Abstract Phenotypic changes during pathophysiological processes can be efficiently captured by genome-wide gene expression signatures or molecular phenotypes. Transcription factors (TFs) are the key components of the transcriptional regulatory network that integrates intracellular and extracellular stimuli and generates a response in the form of specific gene expression signatures. We have shown the existence and dissected the components of this integrative logic layer in several pathologic and physiologic processes. Moreover, perturbation of key components of this machinery can be efficiently used to induce desired phenotypic changes. However, TFs have been rather elusive targets for pharmacological intervention. Here, by using a cell-context specific network-based approach, we generated a comprehensive map between small compounds and TF activity. We leveraged the large collection of expression profiles in response to small molecule perturbagens from CMAP to first reverse-engineer transcriptionally regulatory networks in 3 different cellular context (Breast: MCF7, Prostate:PC3 and Myeloma:HL60) by the ARACNe algorithm, and then interrogate these networks with the MARINa algorithm to identify TFs whose activity is affected by the profiled compounds. We show two different evidences that validate our method. First, we correctly identified ESR1 as the very top TF whose activity is affected by the estrogen antagonists tamoxifen, raloxifen and clomifene.

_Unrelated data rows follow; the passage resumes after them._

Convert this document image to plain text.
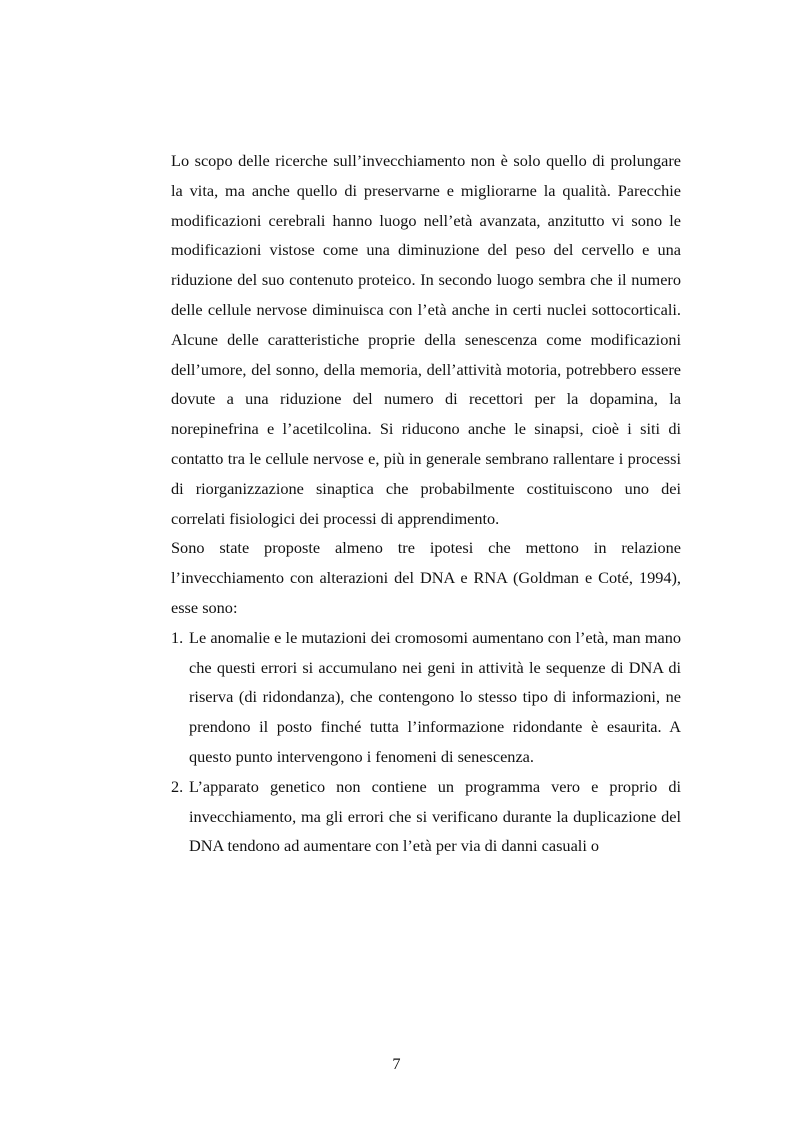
Lo scopo delle ricerche sull’invecchiamento non è solo quello di prolungare la vita, ma anche quello di preservarne e migliorarne la qualità. Parecchie modificazioni cerebrali hanno luogo nell’età avanzata, anzitutto vi sono le modificazioni vistose come una diminuzione del peso del cervello e una riduzione del suo contenuto proteico. In secondo luogo sembra che il numero delle cellule nervose diminuisca con l’età anche in certi nuclei sottocorticali. Alcune delle caratteristiche proprie della senescenza come modificazioni dell’umore, del sonno, della memoria, dell’attività motoria, potrebbero essere dovute a una riduzione del numero di recettori per la dopamina, la norepinefrina e l’acetilcolina. Si riducono anche le sinapsi, cioè i siti di contatto tra le cellule nervose e, più in generale sembrano rallentare i processi di riorganizzazione sinaptica che probabilmente costituiscono uno dei correlati fisiologici dei processi di apprendimento.

Sono state proposte almeno tre ipotesi che mettono in relazione l’invecchiamento con alterazioni del DNA e RNA (Goldman e Coté, 1994), esse sono:

1. Le anomalie e le mutazioni dei cromosomi aumentano con l’età, man mano che questi errori si accumulano nei geni in attività le sequenze di DNA di riserva (di ridondanza), che contengono lo stesso tipo di informazioni, ne prendono il posto finché tutta l’informazione ridondante è esaurita. A questo punto intervengono i fenomeni di senescenza.
2. L’apparato genetico non contiene un programma vero e proprio di invecchiamento, ma gli errori che si verificano durante la duplicazione del DNA tendono ad aumentare con l’età per via di danni casuali o
7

Second, we selected 10 compounds from the 1,400 represented in the MCF7 CMAP dataset that our method predict as STAT3 perturbagens. From these, 4 showed a significant inhibition of STAT3 activity in a cell-based STAT3 reported assay. Citation Format: Yao Shen, Mariano Alvarez, Sergey Pampou, Jorida Coku, Andrea Califano. Predicting drugs effect on transcription factor activity by regulatory network analysis of drug perturbed cellular states [abstract]. In: Proceedings of the AACR Special Conference on Chemical Systems Biology: Assembling and Interrogating Computational Models of the Cancer Cell by Chemical Perturbations; 2012 Jun 27-30; Boston, MA. Philadelphia (PA): AACR; Cancer Res 2012;72(13 Suppl):Abstract nr A36.